Verfahren ist computergesteuert

Dr. Simon Hennig ergänzt: „Lebende Zellen wehren das Eindringen der meisten Fluoreszenzmarker ab.“ Der Physiker forscht in Husers Gruppe. Um auch solche gewöhnlich abgewehrten Marker in die Zelle zu bekommen, hat er die Nanoinjektion entwickelt: Mit einer winzigen hohlen Glaspipette kann er damit die „Leuchtmoleküle“ in einzelne Zellen einbringen lassen.

Das Verfahren ist computergesteuert, ein speziell für die Nanoinjektion entwickeltes Gerät führt die Pipette in die Zelle ein.
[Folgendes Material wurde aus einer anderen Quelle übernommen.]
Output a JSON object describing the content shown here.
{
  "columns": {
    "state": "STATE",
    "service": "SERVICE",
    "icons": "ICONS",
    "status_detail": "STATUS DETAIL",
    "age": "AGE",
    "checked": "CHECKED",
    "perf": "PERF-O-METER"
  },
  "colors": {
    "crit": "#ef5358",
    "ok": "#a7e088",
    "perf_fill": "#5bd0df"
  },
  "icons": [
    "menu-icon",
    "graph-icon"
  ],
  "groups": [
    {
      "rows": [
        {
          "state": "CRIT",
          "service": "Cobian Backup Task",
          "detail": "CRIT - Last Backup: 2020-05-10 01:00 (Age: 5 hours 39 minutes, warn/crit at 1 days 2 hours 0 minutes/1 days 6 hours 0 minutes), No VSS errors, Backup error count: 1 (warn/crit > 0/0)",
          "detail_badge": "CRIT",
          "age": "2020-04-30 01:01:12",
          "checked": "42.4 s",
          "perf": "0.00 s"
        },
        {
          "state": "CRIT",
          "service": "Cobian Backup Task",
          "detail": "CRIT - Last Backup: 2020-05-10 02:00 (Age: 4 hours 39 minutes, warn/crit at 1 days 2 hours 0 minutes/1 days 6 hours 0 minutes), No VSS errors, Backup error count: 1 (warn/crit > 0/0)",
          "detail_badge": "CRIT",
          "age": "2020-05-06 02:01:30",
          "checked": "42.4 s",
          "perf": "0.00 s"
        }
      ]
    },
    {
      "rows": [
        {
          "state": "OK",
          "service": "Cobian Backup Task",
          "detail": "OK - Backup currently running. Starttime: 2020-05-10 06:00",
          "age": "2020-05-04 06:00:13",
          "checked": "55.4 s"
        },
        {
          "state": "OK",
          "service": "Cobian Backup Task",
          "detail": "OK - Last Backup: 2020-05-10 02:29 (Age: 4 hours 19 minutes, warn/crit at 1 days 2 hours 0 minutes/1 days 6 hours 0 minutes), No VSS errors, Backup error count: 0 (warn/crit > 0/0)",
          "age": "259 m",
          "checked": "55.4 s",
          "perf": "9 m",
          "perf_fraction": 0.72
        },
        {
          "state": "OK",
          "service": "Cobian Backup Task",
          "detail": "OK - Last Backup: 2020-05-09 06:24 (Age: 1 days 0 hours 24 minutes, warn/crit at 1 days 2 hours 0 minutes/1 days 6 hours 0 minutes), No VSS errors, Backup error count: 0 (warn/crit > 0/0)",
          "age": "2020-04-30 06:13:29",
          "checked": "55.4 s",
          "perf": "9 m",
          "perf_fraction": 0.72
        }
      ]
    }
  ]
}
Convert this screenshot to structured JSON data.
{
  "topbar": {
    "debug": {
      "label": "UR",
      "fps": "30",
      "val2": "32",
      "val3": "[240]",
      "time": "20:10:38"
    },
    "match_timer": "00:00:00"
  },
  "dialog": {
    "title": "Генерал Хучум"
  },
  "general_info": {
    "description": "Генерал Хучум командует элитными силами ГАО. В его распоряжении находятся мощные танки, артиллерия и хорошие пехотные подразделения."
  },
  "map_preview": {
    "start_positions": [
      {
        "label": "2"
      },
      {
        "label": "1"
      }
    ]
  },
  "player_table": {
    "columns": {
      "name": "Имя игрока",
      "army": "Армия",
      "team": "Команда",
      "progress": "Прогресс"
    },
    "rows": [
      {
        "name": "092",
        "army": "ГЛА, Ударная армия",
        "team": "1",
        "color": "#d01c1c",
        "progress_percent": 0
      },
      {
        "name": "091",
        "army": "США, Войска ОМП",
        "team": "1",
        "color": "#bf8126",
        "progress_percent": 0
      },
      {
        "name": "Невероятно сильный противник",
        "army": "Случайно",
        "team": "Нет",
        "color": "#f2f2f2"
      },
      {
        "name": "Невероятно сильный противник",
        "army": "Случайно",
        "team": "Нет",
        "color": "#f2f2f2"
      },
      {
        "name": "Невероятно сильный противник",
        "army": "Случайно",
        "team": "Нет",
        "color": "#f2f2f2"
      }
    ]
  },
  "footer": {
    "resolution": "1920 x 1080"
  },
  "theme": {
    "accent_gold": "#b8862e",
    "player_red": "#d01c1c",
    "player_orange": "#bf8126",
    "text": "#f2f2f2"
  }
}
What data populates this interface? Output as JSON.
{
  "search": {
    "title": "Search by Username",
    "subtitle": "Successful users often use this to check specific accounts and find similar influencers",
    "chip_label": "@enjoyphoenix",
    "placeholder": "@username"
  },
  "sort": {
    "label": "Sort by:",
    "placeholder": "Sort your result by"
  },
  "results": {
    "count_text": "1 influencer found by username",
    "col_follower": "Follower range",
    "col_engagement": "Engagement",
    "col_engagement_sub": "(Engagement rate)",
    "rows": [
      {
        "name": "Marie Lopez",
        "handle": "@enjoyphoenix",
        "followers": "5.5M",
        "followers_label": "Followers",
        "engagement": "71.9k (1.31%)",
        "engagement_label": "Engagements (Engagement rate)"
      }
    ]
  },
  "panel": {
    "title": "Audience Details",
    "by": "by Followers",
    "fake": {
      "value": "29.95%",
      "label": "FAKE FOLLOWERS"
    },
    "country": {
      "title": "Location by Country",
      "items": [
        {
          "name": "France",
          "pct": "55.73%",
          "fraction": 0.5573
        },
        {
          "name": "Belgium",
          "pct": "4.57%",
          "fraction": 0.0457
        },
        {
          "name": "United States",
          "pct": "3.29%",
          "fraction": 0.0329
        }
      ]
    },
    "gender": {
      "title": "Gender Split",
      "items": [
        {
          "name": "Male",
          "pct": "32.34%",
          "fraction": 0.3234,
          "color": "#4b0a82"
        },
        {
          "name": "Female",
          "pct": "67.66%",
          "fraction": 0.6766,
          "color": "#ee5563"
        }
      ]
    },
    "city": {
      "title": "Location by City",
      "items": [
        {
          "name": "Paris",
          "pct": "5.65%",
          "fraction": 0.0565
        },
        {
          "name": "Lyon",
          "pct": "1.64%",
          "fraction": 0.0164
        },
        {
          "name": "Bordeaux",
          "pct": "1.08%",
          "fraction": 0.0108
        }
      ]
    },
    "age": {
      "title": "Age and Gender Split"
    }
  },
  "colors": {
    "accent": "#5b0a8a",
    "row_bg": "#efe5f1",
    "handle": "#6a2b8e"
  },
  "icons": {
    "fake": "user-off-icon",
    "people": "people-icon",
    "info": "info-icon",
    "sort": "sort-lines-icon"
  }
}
Anders als bei der herkömmlich verwendeten Mikroinjektion ist hier die Spitze der Glaskapillaren deutlich kleiner. Außerdem verhindert das Verfahren, dass die Zelle bei der Injektion vergrößert wird, da nur die Moleküle, nicht aber die Flüssigkeit in der Pipette mit übertragen wird. „Dabei ist die Methode so präzise, dass die Moleküle sogar in den Zellkern einer Zelle eingebracht werden können“, sagt Hennig.

Normales Teilungsverhalten nach der Injektion

Die neue Studie belegt, dass die Methode die Injektion vieler Marker-Sorten ermöglicht und dass sie von den Zellen sehr gut vertragen wird. „Dieser Nachweis war nötig, weil bisherige Techniken wie die Mikroinjektion die Zellen so stark belastet haben, dass die meisten von ihnen die Behandlung nicht überlebten“, sagt Hennig. Sein Kollege Matthias Simonis testete die Nanoinjektion an mehr als 300 Zellen und verglich das Ergebnis mit dem der Mikroinjektion. Das Fazit: 92 Prozent der Zellen überlebten die Nanoinjektion im Gegensatz zu 40 Prozent bei der Mikroinjektion. „Die Auswertungen haben auch belegt, dass die Zellen nach der Nanoinjektion ein normales Teilungsverhalten zeigten“, sagt Hennig.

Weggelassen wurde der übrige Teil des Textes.